Add the juice from the whole peeled tomatoes and cook until reduced and thick. Add the tomatoes, using a spoon to break them up, and reduce the heat to low.
Simmer the sauce for 30 minutes. Meanwhile, slice the eggplant into rounds. place them in an even layer on paper towels and salt them.
After about 30 minutes of simmering, taste the sauce. If it lacks depth, add the soy sauce. (I nearly always do, but it depends on the quality of your tomatoes.) Adjust seasoning with salt and pepper, and purée the sauce with an immersion blender.
When the sauce is finished, brush the excess salt off the eggplant. Set up bowls of flour, beaten egg and panko. Preheat the oven to 350 degrees, and heat a pan over medium-high heat with a thin layer of olive oil.

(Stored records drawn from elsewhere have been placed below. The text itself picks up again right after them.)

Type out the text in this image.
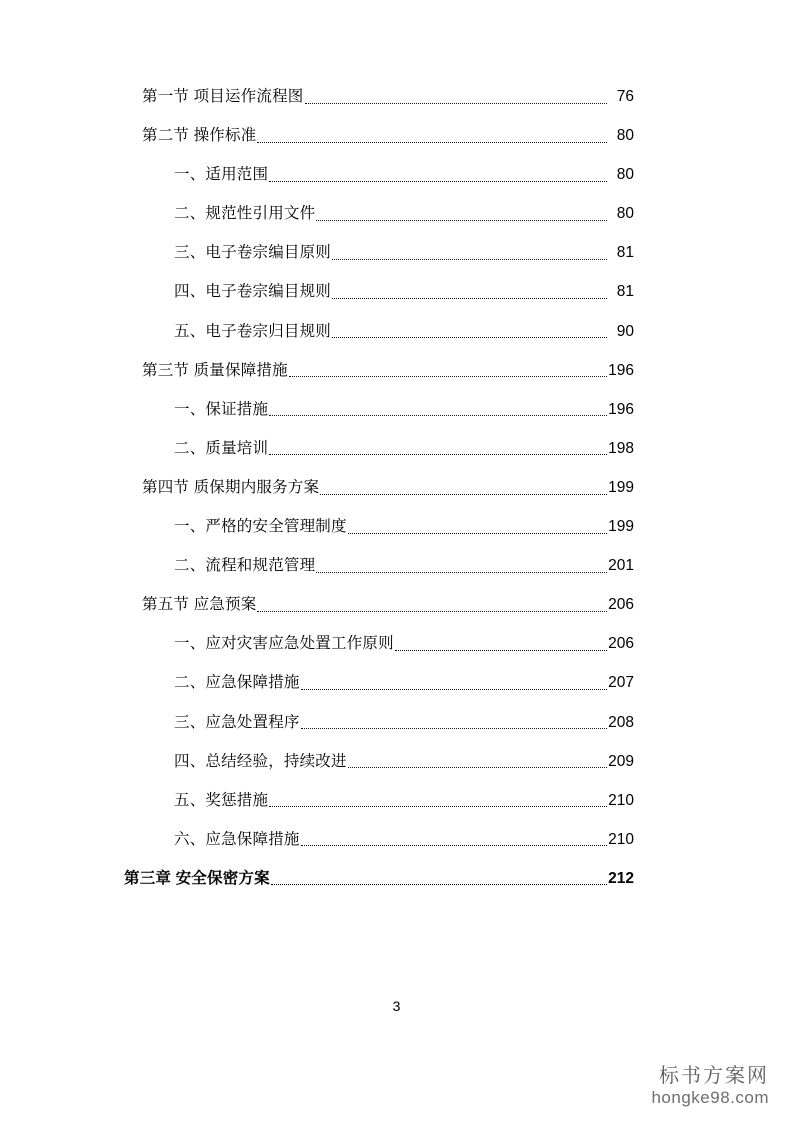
第一节 项目运作流程图	76
第二节 操作标准	80
一、适用范围	80
二、规范性引用文件	80
三、电子卷宗编目原则	81
四、电子卷宗编目规则	81
五、电子卷宗归目规则	90
第三节 质量保障措施	196
一、保证措施	196
二、质量培训	198
第四节 质保期内服务方案	199
一、严格的安全管理制度	199
二、流程和规范管理	201
第五节 应急预案	206
一、应对灾害应急处置工作原则	206
二、应急保障措施	207
三、应急处置程序	208
四、总结经验，持续改进	209
五、奖惩措施	210
六、应急保障措施	210
第三章 安全保密方案	212
3
标书方案网
hongke98.com
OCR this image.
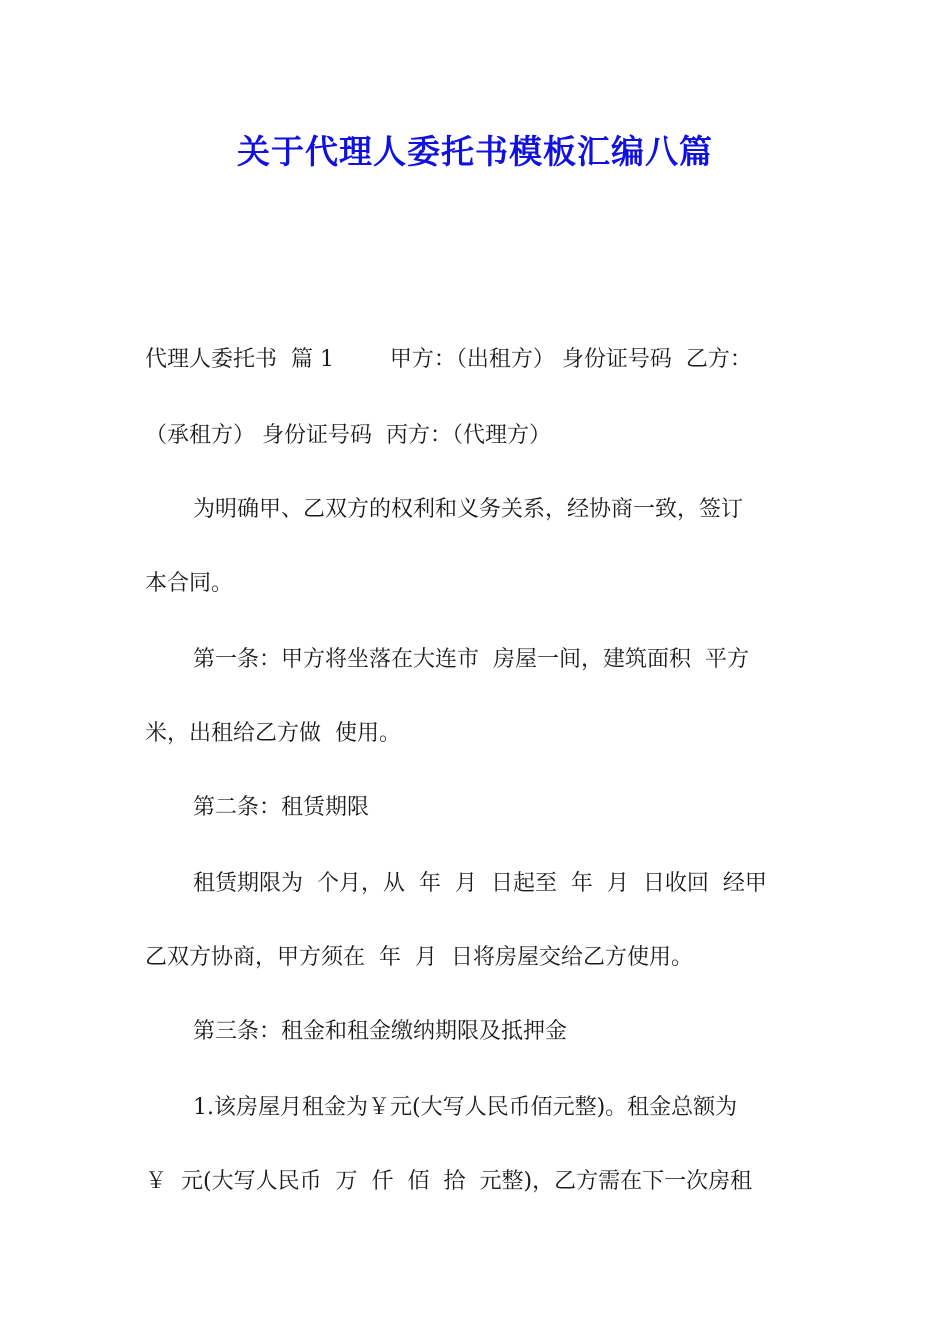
关于代理人委托书模板汇编八篇

代理人委托书  篇 1        甲方：（出租方） 身份证号码  乙方：

（承租方） 身份证号码  丙方：（代理方）

为明确甲、乙双方的权利和义务关系，经协商一致，签订

本合同。

第一条：甲方将坐落在大连市  房屋一间，建筑面积  平方

米，出租给乙方做  使用。

第二条：租赁期限

租赁期限为  个月，从  年  月  日起至  年  月  日收回  经甲

乙双方协商，甲方须在  年  月  日将房屋交给乙方使用。

第三条：租金和租金缴纳期限及抵押金

1.该房屋月租金为￥元(大写人民币佰元整)。租金总额为

￥  元(大写人民币  万  仟  佰  拾  元整)，乙方需在下一次房租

Dredge the eggplant slices in flour, then dip in the beaten egg, and finally into the panko. Add to the frying pan and fry on both sides until golden brown.
When all of the eggplant slices are fried, place a layer of tomato sauce in the bottom of a glass baking dish. Stack the eggplant slices by threes, trying to keep slices of the same size together. Add a small amount of mozzarella between each slice, and top each stack with a bit of mozzarella. Bake for about 15-20 minutes, until the cheese is melted and the eggplant is soft all the way through.
Top each stack with a basil leaf. Serve with extra sauce on the side and a side of pasta.